Bien qu’il soit doté d’une efficacité reconnue et qu’il constitue un code à vocation permanente puisqu’il repose sur des principes reconnus, le CDC appelait une modernisation, vingt ans après sa promulgation initiale. Le Sénat fédéral en a pris l’initiative. Il a constitué une commission de juristes experts dans ce domaine et lui a demandé de soumettre des propositions à cet égard. Dans les discussions, ont été ajoutés aux sujets à traiter dans le nouveau texte le régime du commerce électronique et le surendettement des consommateurs. La version définitive du rapport de cette commission a été déposée à la présidence du Sénat le 15 mars 2011.

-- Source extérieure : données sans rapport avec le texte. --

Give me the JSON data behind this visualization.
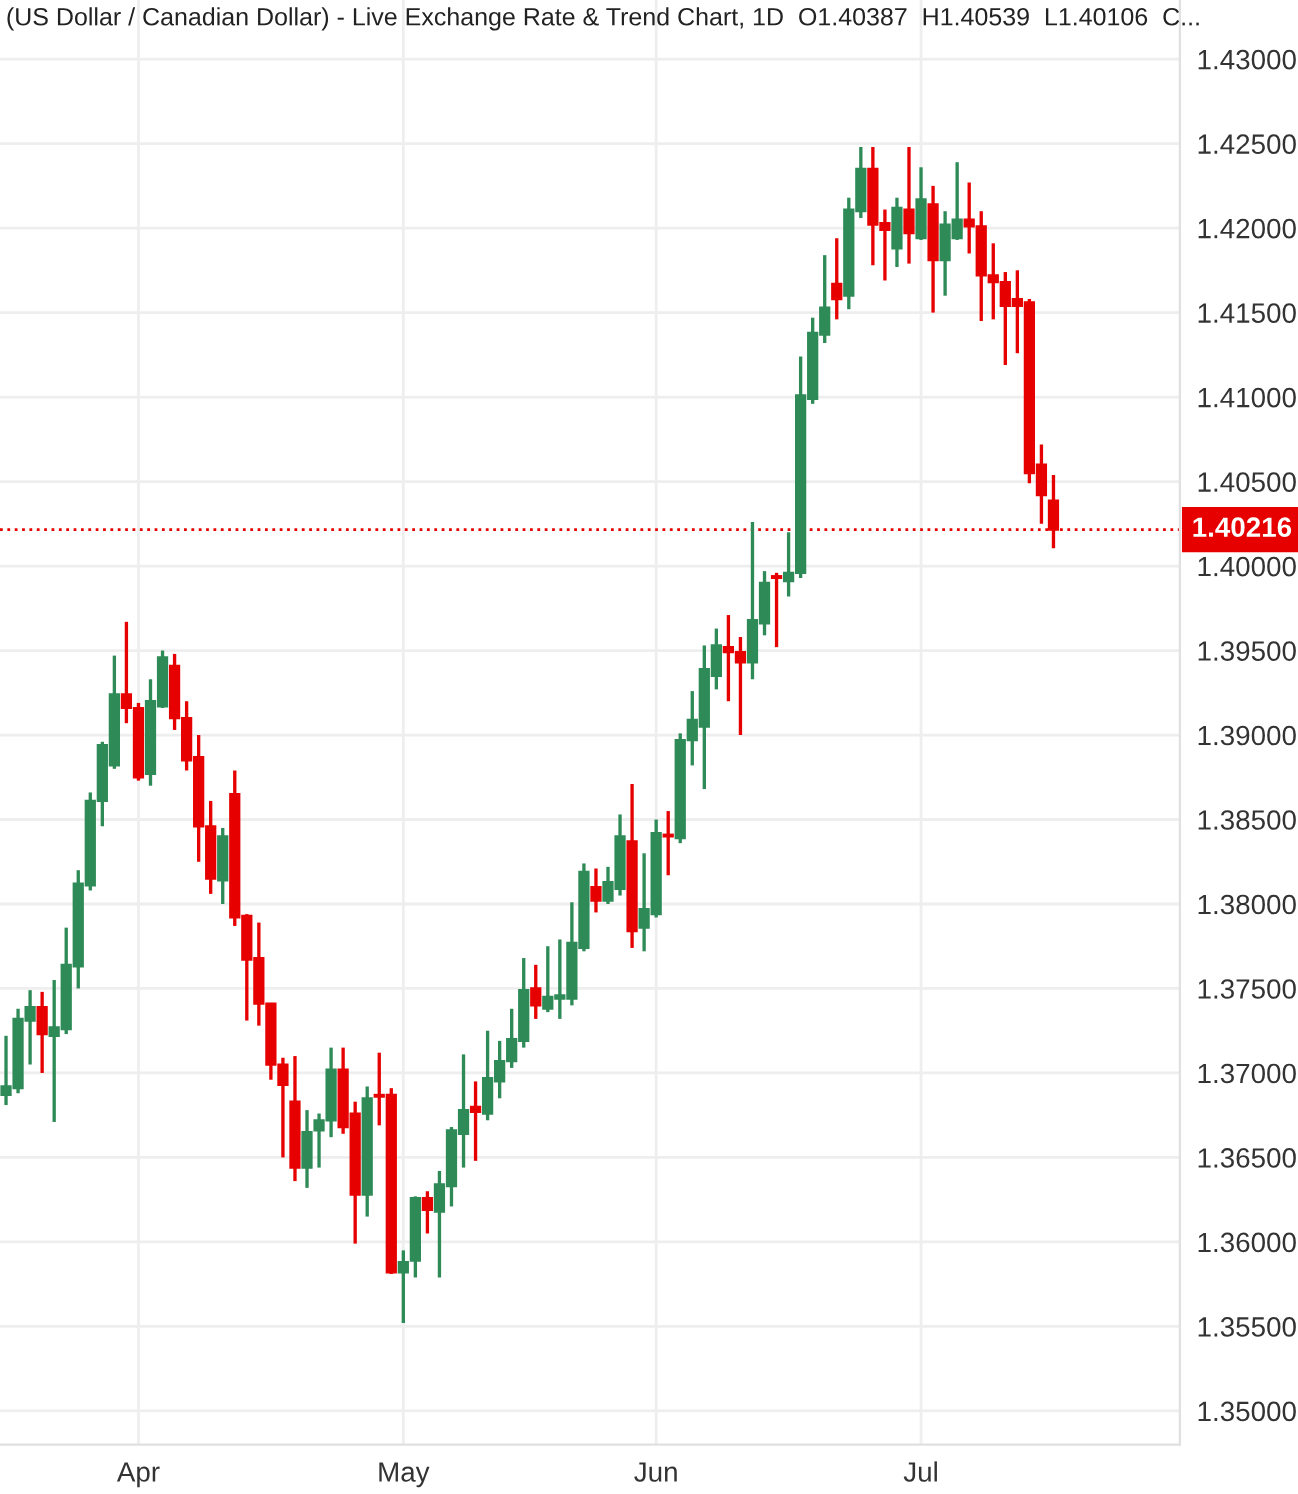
{
  "chart_data": {
    "type": "candlestick",
    "title": "(US Dollar / Canadian Dollar) - Live Exchange Rate & Trend Chart, 1D  O1.40387  H1.40539  L1.40106  C...",
    "categories": [
      null,
      null,
      null,
      null,
      null,
      null,
      null,
      null,
      null,
      null,
      null,
      "Apr",
      null,
      null,
      null,
      null,
      null,
      null,
      null,
      null,
      null,
      null,
      null,
      null,
      null,
      null,
      null,
      null,
      null,
      null,
      null,
      null,
      null,
      "May",
      null,
      null,
      null,
      null,
      null,
      null,
      null,
      null,
      null,
      null,
      null,
      null,
      null,
      null,
      null,
      null,
      null,
      null,
      null,
      null,
      "Jun",
      null,
      null,
      null,
      null,
      null,
      null,
      null,
      null,
      null,
      null,
      null,
      null,
      null,
      null,
      null,
      null,
      null,
      null,
      null,
      null,
      null,
      "Jul",
      null,
      null,
      null,
      null,
      null,
      null,
      null,
      null,
      null,
      null,
      null
    ],
    "ohlc": [
      [
        1.3687,
        1.3722,
        1.3681,
        1.3692
      ],
      [
        1.3691,
        1.3738,
        1.3688,
        1.3732
      ],
      [
        1.3731,
        1.3749,
        1.3705,
        1.3739
      ],
      [
        1.3739,
        1.3748,
        1.37,
        1.3723
      ],
      [
        1.3722,
        1.3755,
        1.3671,
        1.3727
      ],
      [
        1.3726,
        1.3786,
        1.3723,
        1.3764
      ],
      [
        1.3763,
        1.382,
        1.375,
        1.3812
      ],
      [
        1.3811,
        1.3866,
        1.3808,
        1.3861
      ],
      [
        1.3861,
        1.3896,
        1.3846,
        1.3894
      ],
      [
        1.3882,
        1.3947,
        1.388,
        1.3924
      ],
      [
        1.3924,
        1.3967,
        1.3907,
        1.3916
      ],
      [
        1.3916,
        1.3919,
        1.3873,
        1.3875
      ],
      [
        1.3877,
        1.3933,
        1.387,
        1.392
      ],
      [
        1.3917,
        1.395,
        1.3916,
        1.3946
      ],
      [
        1.3941,
        1.3948,
        1.3903,
        1.391
      ],
      [
        1.391,
        1.392,
        1.3879,
        1.3885
      ],
      [
        1.3887,
        1.39,
        1.3825,
        1.3846
      ],
      [
        1.3846,
        1.3861,
        1.3806,
        1.3815
      ],
      [
        1.3814,
        1.3845,
        1.38,
        1.384
      ],
      [
        1.3865,
        1.3879,
        1.3787,
        1.3792
      ],
      [
        1.3793,
        1.3794,
        1.3731,
        1.3767
      ],
      [
        1.3768,
        1.3789,
        1.3728,
        1.3741
      ],
      [
        1.3741,
        1.3741,
        1.3696,
        1.3705
      ],
      [
        1.3705,
        1.3709,
        1.365,
        1.3693
      ],
      [
        1.3683,
        1.371,
        1.3636,
        1.3644
      ],
      [
        1.3644,
        1.3678,
        1.3632,
        1.3665
      ],
      [
        1.3666,
        1.3676,
        1.3644,
        1.3672
      ],
      [
        1.3672,
        1.3715,
        1.3662,
        1.3702
      ],
      [
        1.3702,
        1.3715,
        1.3664,
        1.3668
      ],
      [
        1.3676,
        1.3683,
        1.3599,
        1.3628
      ],
      [
        1.3628,
        1.3692,
        1.3615,
        1.3685
      ],
      [
        1.3687,
        1.3712,
        1.3669,
        1.3686
      ],
      [
        1.3687,
        1.3691,
        1.3581,
        1.3582
      ],
      [
        1.3582,
        1.3595,
        1.3552,
        1.3588
      ],
      [
        1.3589,
        1.3627,
        1.3579,
        1.3626
      ],
      [
        1.3626,
        1.363,
        1.3605,
        1.3619
      ],
      [
        1.3618,
        1.3642,
        1.3579,
        1.3634
      ],
      [
        1.3633,
        1.3668,
        1.3621,
        1.3666
      ],
      [
        1.3664,
        1.3711,
        1.3644,
        1.3678
      ],
      [
        1.368,
        1.3695,
        1.3648,
        1.3677
      ],
      [
        1.3676,
        1.3725,
        1.3672,
        1.3697
      ],
      [
        1.3695,
        1.3719,
        1.3685,
        1.3707
      ],
      [
        1.3707,
        1.3738,
        1.3703,
        1.372
      ],
      [
        1.3719,
        1.3768,
        1.3715,
        1.3749
      ],
      [
        1.375,
        1.3764,
        1.3732,
        1.374
      ],
      [
        1.3738,
        1.3775,
        1.3736,
        1.3745
      ],
      [
        1.3744,
        1.3779,
        1.3732,
        1.3746
      ],
      [
        1.3744,
        1.3801,
        1.374,
        1.3777
      ],
      [
        1.3774,
        1.3824,
        1.3772,
        1.3819
      ],
      [
        1.381,
        1.3821,
        1.3795,
        1.3802
      ],
      [
        1.3802,
        1.3822,
        1.38,
        1.3813
      ],
      [
        1.3809,
        1.3853,
        1.3805,
        1.384
      ],
      [
        1.3837,
        1.3871,
        1.3774,
        1.3784
      ],
      [
        1.3786,
        1.383,
        1.3772,
        1.3797
      ],
      [
        1.3794,
        1.385,
        1.3792,
        1.3842
      ],
      [
        1.3841,
        1.3855,
        1.3817,
        1.384
      ],
      [
        1.3839,
        1.3901,
        1.3836,
        1.3897
      ],
      [
        1.3897,
        1.3926,
        1.3882,
        1.3909
      ],
      [
        1.3905,
        1.3953,
        1.3868,
        1.3939
      ],
      [
        1.3935,
        1.3963,
        1.3927,
        1.3953
      ],
      [
        1.3952,
        1.3971,
        1.392,
        1.3949
      ],
      [
        1.3949,
        1.3958,
        1.39,
        1.3943
      ],
      [
        1.3943,
        1.4026,
        1.3933,
        1.3968
      ],
      [
        1.3966,
        1.3997,
        1.3959,
        1.399
      ],
      [
        1.3994,
        1.3996,
        1.3952,
        1.3993
      ],
      [
        1.3991,
        1.402,
        1.3982,
        1.3996
      ],
      [
        1.3996,
        1.4124,
        1.3993,
        1.4101
      ],
      [
        1.4099,
        1.4147,
        1.4096,
        1.4138
      ],
      [
        1.4137,
        1.4184,
        1.4132,
        1.4153
      ],
      [
        1.4167,
        1.4194,
        1.4146,
        1.4158
      ],
      [
        1.416,
        1.4218,
        1.4152,
        1.4211
      ],
      [
        1.421,
        1.4248,
        1.4206,
        1.4235
      ],
      [
        1.4235,
        1.4248,
        1.4178,
        1.4202
      ],
      [
        1.4203,
        1.4211,
        1.4169,
        1.4199
      ],
      [
        1.4188,
        1.4218,
        1.4177,
        1.4212
      ],
      [
        1.4211,
        1.4248,
        1.4179,
        1.4197
      ],
      [
        1.4194,
        1.4236,
        1.4193,
        1.4217
      ],
      [
        1.4214,
        1.4225,
        1.415,
        1.4181
      ],
      [
        1.4181,
        1.421,
        1.416,
        1.4202
      ],
      [
        1.4194,
        1.4239,
        1.4193,
        1.4205
      ],
      [
        1.4205,
        1.4227,
        1.4185,
        1.4201
      ],
      [
        1.4201,
        1.421,
        1.4145,
        1.4172
      ],
      [
        1.4172,
        1.4191,
        1.4146,
        1.4168
      ],
      [
        1.4168,
        1.4174,
        1.4119,
        1.4154
      ],
      [
        1.4158,
        1.4175,
        1.4126,
        1.4154
      ],
      [
        1.4156,
        1.4158,
        1.4049,
        1.4055
      ],
      [
        1.406,
        1.4072,
        1.4025,
        1.4042
      ],
      [
        1.40387,
        1.40539,
        1.40106,
        1.40216
      ]
    ],
    "colors": [
      "#2e8b57",
      "#2e8b57",
      "#2e8b57",
      "#e60000",
      "#2e8b57",
      "#2e8b57",
      "#2e8b57",
      "#2e8b57",
      "#2e8b57",
      "#2e8b57",
      "#e60000",
      "#e60000",
      "#2e8b57",
      "#2e8b57",
      "#e60000",
      "#e60000",
      "#e60000",
      "#e60000",
      "#2e8b57",
      "#e60000",
      "#e60000",
      "#e60000",
      "#e60000",
      "#e60000",
      "#e60000",
      "#2e8b57",
      "#2e8b57",
      "#2e8b57",
      "#e60000",
      "#e60000",
      "#2e8b57",
      "#e60000",
      "#e60000",
      "#2e8b57",
      "#2e8b57",
      "#e60000",
      "#2e8b57",
      "#2e8b57",
      "#2e8b57",
      "#e60000",
      "#2e8b57",
      "#2e8b57",
      "#2e8b57",
      "#2e8b57",
      "#e60000",
      "#2e8b57",
      "#2e8b57",
      "#2e8b57",
      "#2e8b57",
      "#e60000",
      "#2e8b57",
      "#2e8b57",
      "#e60000",
      "#2e8b57",
      "#2e8b57",
      "#e60000",
      "#2e8b57",
      "#2e8b57",
      "#2e8b57",
      "#2e8b57",
      "#e60000",
      "#e60000",
      "#2e8b57",
      "#2e8b57",
      "#e60000",
      "#2e8b57",
      "#2e8b57",
      "#2e8b57",
      "#2e8b57",
      "#e60000",
      "#2e8b57",
      "#2e8b57",
      "#e60000",
      "#e60000",
      "#2e8b57",
      "#e60000",
      "#2e8b57",
      "#e60000",
      "#2e8b57",
      "#2e8b57",
      "#e60000",
      "#e60000",
      "#e60000",
      "#e60000",
      "#e60000",
      "#e60000",
      "#e60000",
      "#e60000"
    ],
    "ylim": [
      1.348,
      1.4335
    ],
    "yticks": [
      {
        "value": 1.35,
        "label": "1.35000"
      },
      {
        "value": 1.355,
        "label": "1.35500"
      },
      {
        "value": 1.36,
        "label": "1.36000"
      },
      {
        "value": 1.365,
        "label": "1.36500"
      },
      {
        "value": 1.37,
        "label": "1.37000"
      },
      {
        "value": 1.375,
        "label": "1.37500"
      },
      {
        "value": 1.38,
        "label": "1.38000"
      },
      {
        "value": 1.385,
        "label": "1.38500"
      },
      {
        "value": 1.39,
        "label": "1.39000"
      },
      {
        "value": 1.395,
        "label": "1.39500"
      },
      {
        "value": 1.4,
        "label": "1.40000"
      },
      {
        "value": 1.405,
        "label": "1.40500"
      },
      {
        "value": 1.41,
        "label": "1.41000"
      },
      {
        "value": 1.415,
        "label": "1.41500"
      },
      {
        "value": 1.42,
        "label": "1.42000"
      },
      {
        "value": 1.425,
        "label": "1.42500"
      },
      {
        "value": 1.43,
        "label": "1.43000"
      }
    ],
    "ref_lines": [
      {
        "axis": "y",
        "value": 1.40216,
        "label": "1.40216",
        "color": "#e60000",
        "line_style": "dotted"
      }
    ],
    "grid": true,
    "legend": false
  }
}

7.2 La protection de la concurrence

La protection de la concurrence au Brésil, quoiqu’elle existe sous une forme encore peu développée, remonte aux années 30[15]. Cependant, ce n’est qu’en 1994 que les lois et les autorités administratives compétentes ont trouvé un climat et des outils favorables à l’élaboration d’une politique efficace de l’État sur cette question : la Loi no 8.884/94[16] est entrée en vigueur au moment de la stabilisation de la monnaie après une période d’inflation violente dans un marché ouvert, et au commencement de la réorganisation des institutions consécutive à l’entrée en vigueur de la Constitution démocratique de 1988.

Appropriée au moment de sa création, cette loi, après presque deux décennies d’application, s’est révélée peu efficace par rapport aux réalités nouvelles : l’autorité administrative responsable exigeait une nouvelle structure susceptible de la renforcer et de mieux l’outiller pour faire face aux pratiques novatrices. En outre, il était nécessaire de la doter de nouveaux mécanismes en vue de rendre ses actions plus efficaces. C’est ce qui a conduit à l’adoption de la Loi no 12.529/2011[17] qui restructure ce qui est appelé le « système brésilien de protection de la concurrence ». Ce texte aborde la concurrence elle-même de manière plus sensible aux réalités actuelles. Au terme du délai de 180 jours de vacatio legis, la nouvelle loi est entrée en vigueur en juin 2012. Son objectif est clairement de moderniser la politique nationale pour répondre plus précisément aux dysfonctionnements induits par les pratiques anticoncurrentielles actuelles.

7.3 La protection de la propriété intellectuelle

Le régime brésilien de la propriété intellectuelle, objet d’une loi[18] appliquée par une autorité administrative spécialisée, fait face à des problèmes nouveaux, en particulier en ce qui concerne son interrelation avec les questions de concurrence, compte tenu des objectifs nationaux et des valeurs constitutionnelles mis en cause.

Le débat a notamment été lancé par une affaire en cours devant le Conseil responsable de l’application de la Loi sur la protection de la concurrence[19], soit l’« affaire des pièces automobiles ». Celle-ci oblige à revoir les limites et le rôle de la politique nationale de protection de la propriété intellectuelle dans la poursuite du développement économique du pays et sa convergence avec d’autres politiques publiques.

Conclusion

On assiste actuellement dans le monde (et au Brésil en particulier) à la révision et à la modification du rôle de l’État par rapport à l’économie. Des initiatives de révision et d’adaptation des politiques publiques, notamment celles qui traitent de l’économie, doivent être constamment relancées et leurs conclusions mises en oeuvre en temps opportun, ce qui peut se révéler très exigeant.

Dans le cas précis du Brésil, les politiques et les lois fédérales qui, dans le cadre fixé par la Constitution, constituent les fondements de l’économie de marché sont manifestement en pleine révision. Les lois des années 90, adoptées en fonction de cette étape du développement économique du pays, semblent aujourd’hui dépassées et appellent un réexamen de leur finalité initiale.